Small business employees are returning to work.
But there’s a caveat.
They’re coming back with fewer hours and less pay for now. Why is that happening? Will it change?
Small Business Employees Return to Work – Fewer Hours, Less Pay
What’s the source of this information? Well, it’s Gusto, which is a benefits and payroll provider for more than 100,000 small businesses nationwide.
“The information is new platform data – not a survey or poll,” said Sallie Sangiorgio, communications for Gusto. “The data shows a growing gap.”
“For the second straight month, small businesses are bringing on more staff – but at reduced pay and fewer hours,” she added. “This new data comes as many small businesses find themselves running low on relief funds – or stretching them as far as they can to make ends meet.”
What Are the Key Findings?
Headcount upswing continues: The total headcount grew 2.4 percent in June compared to the previous month. The headcount growth was driven by new hires, which accounted for 82% of all workers hired in June.
Back to work, but less money: The number of salaried workers that have had a wage cut of 10% or more increased by 80%. Hour and pay rate reductions were 33 and 27%, respectively. Furloughs accounted for 25% of reduced wages.
More employees are quitting: In June 3.4% of employees left their companies voluntarily. This was a 32% increase from May.
Delving Deeper into the Gusto Numbers
We asked Gusto Data Scientist Sarah Gustafson to take us deeper into the data and explain what the numbers mean. Sarah was kind enough to take time for a Q and A session to answer some questions for Small Business Trends.
Here’s what we learned.
SBT: As the headcount grows, are the employees new hires or returnees?
Gustafson: The hiring rate in June ‘20 (7.5%) was very similar to May ‘20 (7.3%). New hires made up more of the hiring percentage than rehires in June, though rehires are at a higher rate than we saw prior to when COVID took hold.
SBT: Do you think this is happening as employers strive to keep everyone happy? By that I mean, instead of bringing back 3 full time employees they are bringing back 10 employees but restricting hours.
Gustafson: Some of Gusto’s data might be reflecting employer’s desire to help out their employees (bring more people back, but with compromise).Case-in-point, at The Pioneer Collective, two Washington-based coworking spaces, owner Christopher Hoyt made the decision to cut employee hours instead of hourly wages in order to maintain morale among his workforce.
In his view, wage reductions would feel, to his employees, like a demotion based on performance, whereas reduced hours would feel more like what they really were—a decision based on the state of the business.

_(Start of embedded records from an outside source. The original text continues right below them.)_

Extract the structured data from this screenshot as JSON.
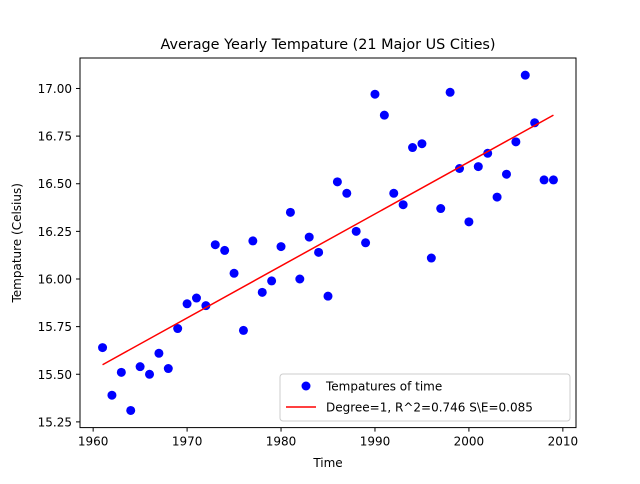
{
  "chart_data": {
    "type": "scatter",
    "title": "Average Yearly Tempature (21 Major US Cities)",
    "xlabel": "Time",
    "ylabel": "Tempature (Celsius)",
    "xlim": [
      1958.6,
      2011.4
    ],
    "ylim": [
      15.22,
      17.16
    ],
    "xticks": [
      1960,
      1970,
      1980,
      1990,
      2000,
      2010
    ],
    "yticks": [
      15.25,
      15.5,
      15.75,
      16.0,
      16.25,
      16.5,
      16.75,
      17.0
    ],
    "ytick_labels": [
      "15.25",
      "15.50",
      "15.75",
      "16.00",
      "16.25",
      "16.50",
      "16.75",
      "17.00"
    ],
    "grid": false,
    "legend_position": "lower-right",
    "series": [
      {
        "name": "Tempatures of time",
        "kind": "scatter",
        "color": "#0000ff",
        "x": [
          1961,
          1962,
          1963,
          1964,
          1965,
          1966,
          1967,
          1968,
          1969,
          1970,
          1971,
          1972,
          1973,
          1974,
          1975,
          1976,
          1977,
          1978,
          1979,
          1980,
          1981,
          1982,
          1983,
          1984,
          1985,
          1986,
          1987,
          1988,
          1989,
          1990,
          1991,
          1992,
          1993,
          1994,
          1995,
          1996,
          1997,
          1998,
          1999,
          2000,
          2001,
          2002,
          2003,
          2004,
          2005,
          2006,
          2007,
          2008,
          2009
        ],
        "y": [
          15.64,
          15.39,
          15.51,
          15.31,
          15.54,
          15.5,
          15.61,
          15.53,
          15.74,
          15.87,
          15.9,
          15.86,
          16.18,
          16.15,
          16.03,
          15.73,
          16.2,
          15.93,
          15.99,
          16.17,
          16.35,
          16.0,
          16.22,
          16.14,
          15.91,
          16.51,
          16.45,
          16.25,
          16.19,
          16.97,
          16.86,
          16.45,
          16.39,
          16.69,
          16.71,
          16.11,
          16.37,
          16.98,
          16.58,
          16.3,
          16.59,
          16.66,
          16.43,
          16.55,
          16.72,
          17.07,
          16.82,
          16.52,
          16.52
        ]
      },
      {
        "name": "Degree=1, R^2=0.746 S\\E=0.085",
        "kind": "line",
        "color": "#ff0000",
        "x": [
          1961,
          2009
        ],
        "y": [
          15.55,
          16.86
        ]
      }
    ]
  }
}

Gusto’s data also suggests small businesses are running at reduced capacity due to redacted demand, so they want to ensure hours worked are appropriate for what needs to be done.

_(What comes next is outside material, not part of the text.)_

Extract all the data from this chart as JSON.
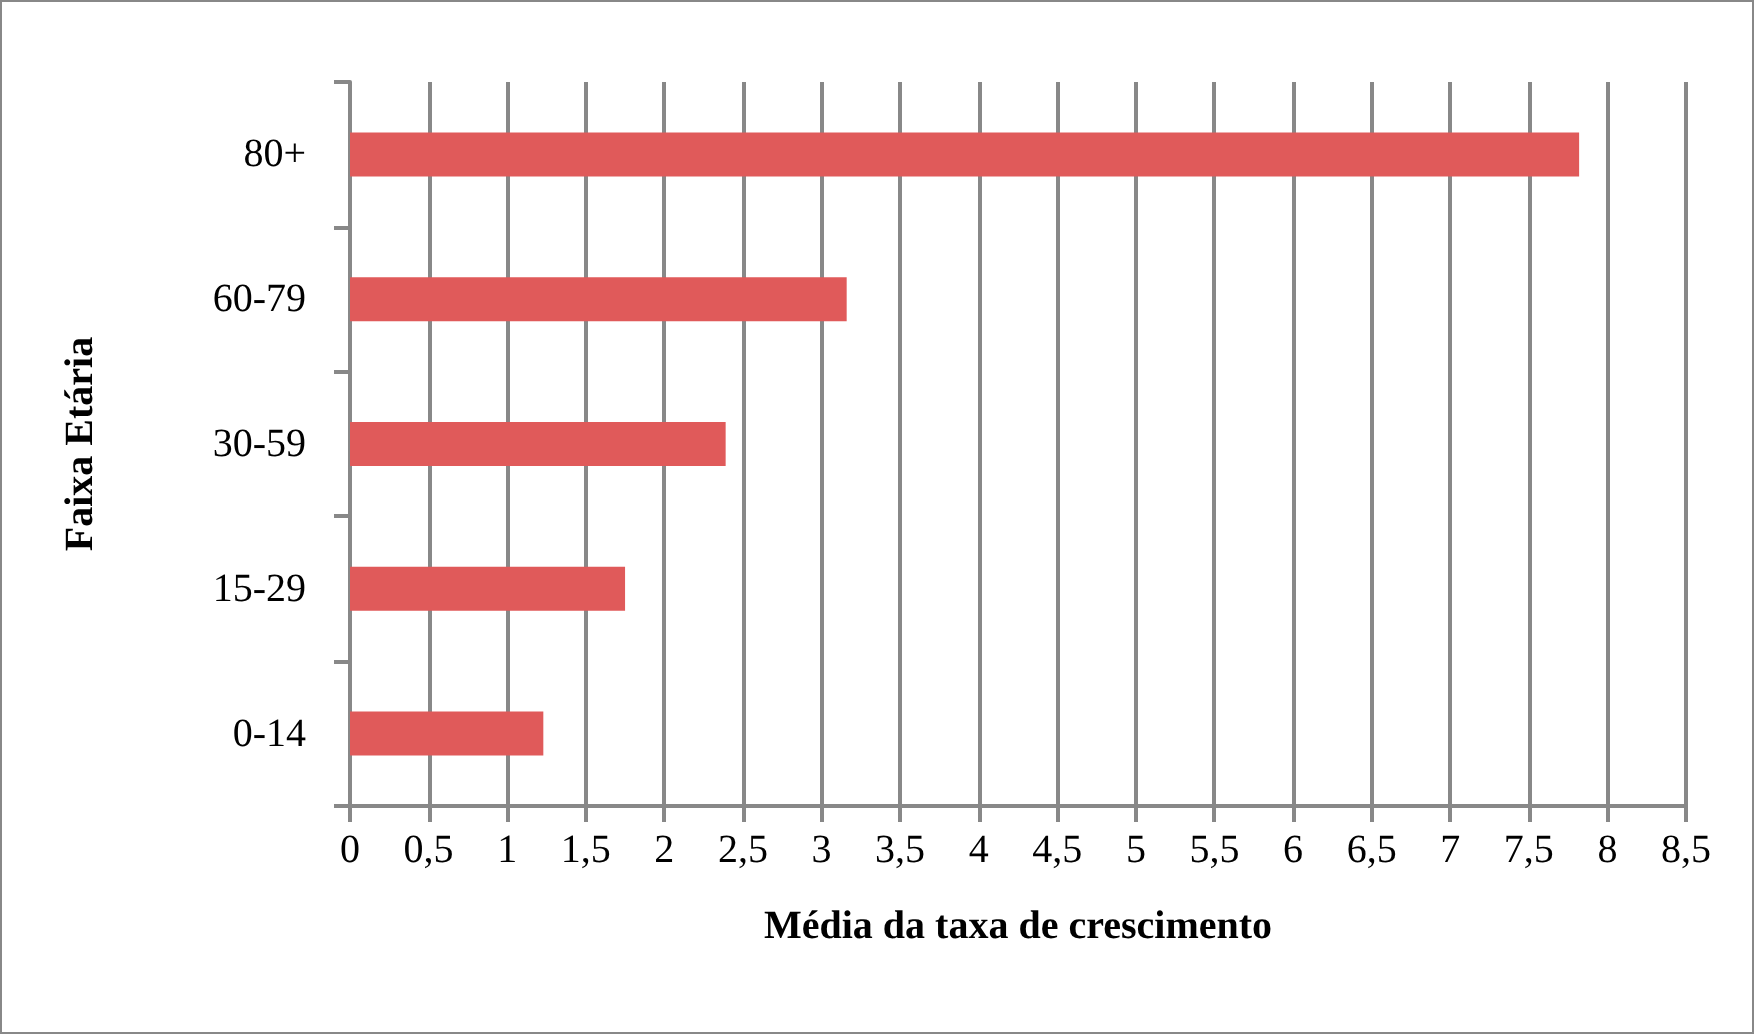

SBT: It’s no surprise that the hardest hit industries are tourism and accommodations. Do you think employees in those industries account for the increase in the “quitting” numbers?
Gustafson: For starters, the industries that were hardest hit by COVID (e.g. tourism, accommodations, restaurants, retail, etc) generally tend to have higher employee turnover and higher employee quit-rates than desk-based professions.
In general, “quitting” rates are an indicator that employees feel confident that if they quit their current job, they can find a new job elsewhere. Gusto saw a steep decline in the “quit rate” in April and May during lockdowns, but this rate is beginning to increase to pre-COVID levels across the board.
Gusto has been seeing a slightly steeper increase in the voluntary terminations (quit rate) for industries that were hardest hit (accommodations, arts & entertainment, food & beverage, retail, salon & spa, sports & recreation, and tourism) than other industries (e.g. technology, legal, healthcare, etc) in recent weeks.
This could be for a couple of reasons:
It could possibly be because workers in these industries are actively changing jobs or industries more frequently in this COVID landscape than before. For instance, a restaurant employee who is anticipating future rolling lockdowns and decides that a different job might have more security. Another example would be a restaurant worker who works for a restaurant that hasn’t yet reopened, so they decide to jump to a restaurant that has opened already.
Additionally, it is summertime, which means a portion of the uptick in Gusto’s data involuntary terminations could be due to seasonal hiring patterns (e.g. college students who were working on campus leave for the summer for another job, hourly employees switching jobs for tourist seasons, etc).
SBT: According to the data, companies having the highest growth include sports and recreation, food and beverage, transportation. I would have thought those were tied into tourism and accommodations.
Gustafson: During necessary shelter-in-place orders between March and May, these industries (e.g. restaurants, accommodations, etc) terminated or furloughed their workers at historic levels. In order to get going again, they need to rehire those employees or hire new employees—which is driving the growth Gusto’s data is showing.